Türkçeyi baş tacı eden, dilin millî bilincin, millî duygunun, millî benliğin, millî kültürün çok önemli bir parçası olduğunu vurgulayan Atatürk, Türk dilinin korunup, geliştirilmesine daima önem vermişti.

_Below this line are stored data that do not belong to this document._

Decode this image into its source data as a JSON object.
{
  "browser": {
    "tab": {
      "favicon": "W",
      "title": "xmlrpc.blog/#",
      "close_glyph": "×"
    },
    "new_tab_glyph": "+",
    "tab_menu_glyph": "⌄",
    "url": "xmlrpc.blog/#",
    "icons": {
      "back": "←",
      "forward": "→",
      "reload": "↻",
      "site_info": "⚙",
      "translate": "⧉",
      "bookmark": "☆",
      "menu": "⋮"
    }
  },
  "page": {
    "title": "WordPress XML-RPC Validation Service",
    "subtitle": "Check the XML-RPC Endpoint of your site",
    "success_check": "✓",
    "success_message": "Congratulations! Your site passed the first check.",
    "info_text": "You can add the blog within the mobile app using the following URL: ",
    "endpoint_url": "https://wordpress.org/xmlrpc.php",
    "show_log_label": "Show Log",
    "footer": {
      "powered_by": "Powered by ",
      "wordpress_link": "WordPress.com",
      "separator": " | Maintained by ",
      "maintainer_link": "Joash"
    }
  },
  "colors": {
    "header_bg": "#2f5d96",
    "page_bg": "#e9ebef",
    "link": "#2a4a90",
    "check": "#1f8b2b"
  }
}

Türkçe, Türk milletinin ses bayrağıdır. Bağımsızlık ve hürriyetin işaretlerinden biri olan dilimiz bizi köklerimize bağlar, bir ve beraber olmamızı sağlar, edebiyat, bilim, teknoloji, sanatın her dalı, kültürümüz, değerlerimiz dil ile aktarılır. Dilimizi uluslararası alanda saygın ve kabul gören bir konuma getirmek, güçlü olmasını sağlamak bu ülkenin her bireyinin görevi olmalıdır. Dolayısıyla çocuklarımızın çok küçük yaşlardan itibaren dilini doğru öğrenmesi, dil bilinci ile büyümesi, dilimizin geliştirilmesi, dilimizden yabancı ve bölücü unsurların ayıklanması hassasiyetle üzerinde durulması gereken bir konudur.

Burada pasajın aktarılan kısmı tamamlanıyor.